Monday, July 27, 2015

Worshipping While Black: Should Clergy Carry Guns?


A poet once said, “Things aren’t all so tangible and sayable as people would usually have us believe; most experiences are unsayable, they happen in a space that no word has ever entered.” On June 17, 2015, at Emanuel African Methodist Episcopal (AME) Church in Charleston, South Carolina, nine people were killed during bible study. At my desk at work when I heard the news, I sank into my chair. The act of forming words became as strenuous as Sisyphus pushing a bolder to the top of a hill only to fall back down again. I was conflicted on several levels: historically, the massacre took place in a black church, which splintered from a mainline white denomination that displayed racial prejudice against people of African descent. Racially, Emanuel AME church became a target because of the skin color of the people who worshipped there. Vocationally, I had graduated from seminary a year prior to this massacre. Was this the context in which I was prepared to minister?

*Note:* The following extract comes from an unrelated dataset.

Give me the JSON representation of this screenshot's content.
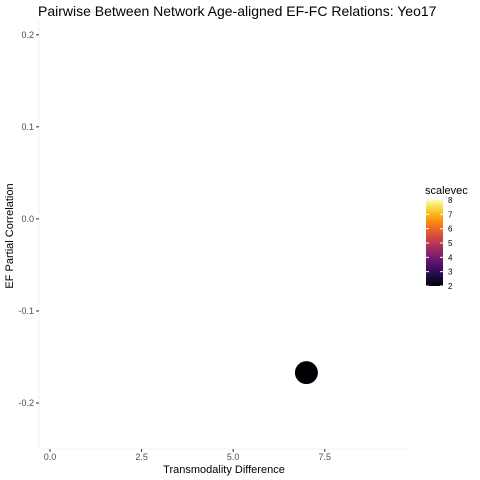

This tragic event led me to raise the ethical question, “Should members of the clergy be allowed to carry guns to protect their members?” In a society where unarmed black men and women have become targets of neighborhood vigilantes and police officers— (usually resulting in murder before trigger persons ask any questions), it seems fair and wise to have some level of security at houses of worship.  When I lived in Washington, DC I attended a service at Covenant Baptist United Church of Christ commemorating the 50th anniversary of Sixteenth Street Baptist Church in Birmingham, Alabama where a bomb was intentionally planted as a way to scare African Americans even from their place of worship. This is not the first time in our history that sanctuaries have become mere targets for terrorism. What should be our response?



Photo credit: www.Google.com

Many liberals will say that they do not like violent terms such as “war” or “fight” to describe the freedom movement in the United States, let alone the mention of weapons such as guns—and definitely not in the church, mosque, temple or gudwara. I submit that this stance is on the side of privilege and does not grasp the reality of the struggle for survival in the lived African-American experience.  It easily becomes a debate over semantics versus survival— if the conversation must be watered down to comfortable,  non-aggressive or non-confrontational terms. The words of Frederick Douglas come to mind: “Those who profess to favor freedom and yet depreciate agitation are people who want crops without ploughing the ground; they want rain without thunder and lightning; they want the ocean without the roar of its many waters. The struggle may be a moral one, or it may be a physical one, or it may be both. But it must be a struggle. Power concedes nothing without a demand. It never did and it never will.”

It is the debate of violence or non-violence. Many of us have engaged in discourse on this topic or saw the media portrayals of Martin Luther King Jr. as doing God’s work and Malcolm X labeled the devilish activist outcast. Whether or not clergy should be able to carry guns to protect their members is a question worth considering. While I am struggling to find an answer, one picture gave me solace. It is a picture of a little girl and the usher on the steps of Emanuel AME Church, the Sunday after the June 17th massacre. I do not know that I would have been able to walk in the building, given what had transpired the week before. Nevertheless, on the little girl’s face was a look of innocence and on the elder’s was a look of hope. Maybe the child and the elder, without knowing it have told us what we need: enough innocence to believe that the world can be a beautiful place but in the moments it is not—to stay at our post looking out for the members of our community in good hope, but on guard.


Photo credit: Joe Raedle  

May God be with and comfort the members of this church and their families as they mourn the loss of the following:

Cynthia Hurd, 54; Susie Jackson, 87; Ethel Lance, 70; Rev. DePayne Middleton-Doctor, 49; Hon. Rev. Clementa Pinckney, 41; Tywanza Sanders, 26; Rev. Daniel Simmons Sr., 74; Rev. Sharonda Singleton, 45; Myra Thompson, 59.